La jeune femme était seule devant sa table. La première idée qui vint à l'esprit d'Emile le fit sourire. Lui-même, jadis, ne s'était-il pas amusé à enseigner l'alphabet morse à une petite amie qu'il avait eue à Toulon?
Sans doute y avait-il à la terrasse quelque officier de marine ou quelque aviateur?
« Ingénieux, se dit-il. Si c'est une femme mariée qui craint de se compromettre, ce système est beaucoup plus sûr que la poste restante. Voyons qui va répondre... »
Contrairement à son attente, il ne vit aucun uniforme, ni même aucune silhouette correspondant à l'idée d'un jeune amant.
« 22, rue Blomet, répétait le talon avec insistance. Au troisième... »
Soudain, un autre message retentit, très court, celui qui est généralement employé pour annoncer: message reçu. Cette fois, on se servait d'une cuiller ou d'un objet dur dont on frappait des coups brefs et longs sur une soucoupe.
C'était derrière Emile. Il se retourna vivement. Trop tard quand même! Il y avait derrière lui une demi-douzaine de consommateurs pour le moins.
Un moment, il se demanda si c'était le petit vieux qui... Non!

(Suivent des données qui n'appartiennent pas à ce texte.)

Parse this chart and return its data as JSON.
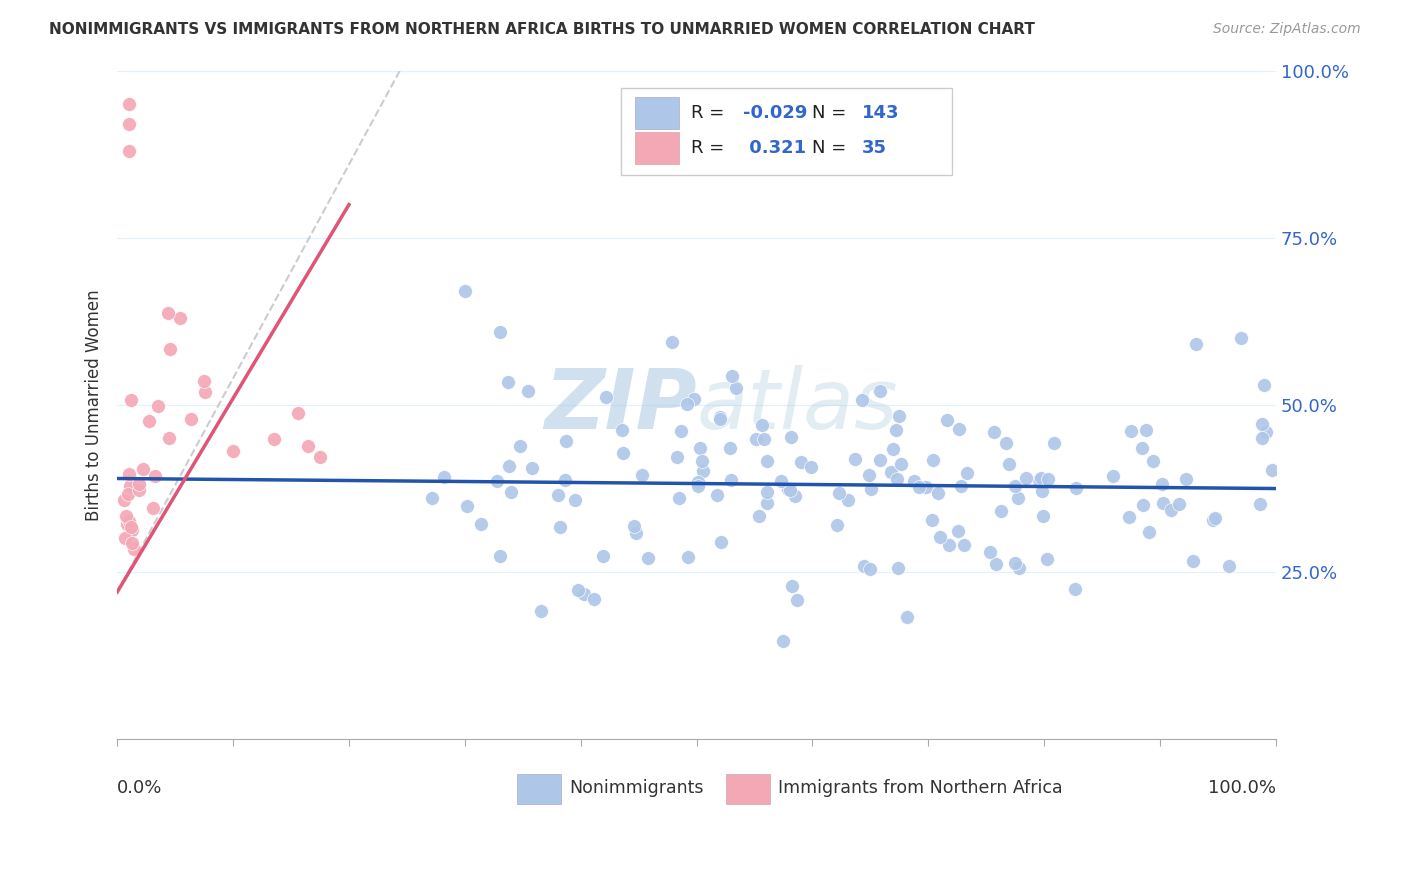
{
  "title": "NONIMMIGRANTS VS IMMIGRANTS FROM NORTHERN AFRICA BIRTHS TO UNMARRIED WOMEN CORRELATION CHART",
  "source": "Source: ZipAtlas.com",
  "ylabel": "Births to Unmarried Women",
  "legend_label1": "Nonimmigrants",
  "legend_label2": "Immigrants from Northern Africa",
  "R1": -0.029,
  "N1": 143,
  "R2": 0.321,
  "N2": 35,
  "color1": "#AEC6E8",
  "color2": "#F4A7B5",
  "trendline1_color": "#2255AA",
  "trendline2_color": "#E05575",
  "trendline_dashed_color": "#CCCCCC",
  "background_color": "#FFFFFF",
  "watermark_color": "#BBDDEE",
  "seed_blue": 123,
  "seed_pink": 77
}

Cela lui parut invraisemblable. Cet homme-là avait au moins soixante ans et il dégustait un café avec un air si candide, sans regarder du côté de la dame!
— Garçon!... appelait celle-ci.
Emile appela en même temps:
— Garçon!...
Il put payer assez rapidement pour quitter la terrasse alors que l'inconnue était encore .en vue. Elle se dirigeait lentement vers l'Opéra, en s'arrêtant aux étalages.
Emile se demandait s'il n'allait pas faire demi-tour et abandonner cette filature ridicule. Que dirait Torrence s'il le voyait muser derrière une jolie silhouette?...
La femme allait atteindre l'Opéra quand Emile eut la sensation qu'il n'était pas seul derrière elle. Pour la troisième fois, il remarquait certain chapeau melon, certain complet sombre... Aucun doute possible! Un autre homme la suivait, s'arrêtait et repartait en même temps qu'elle.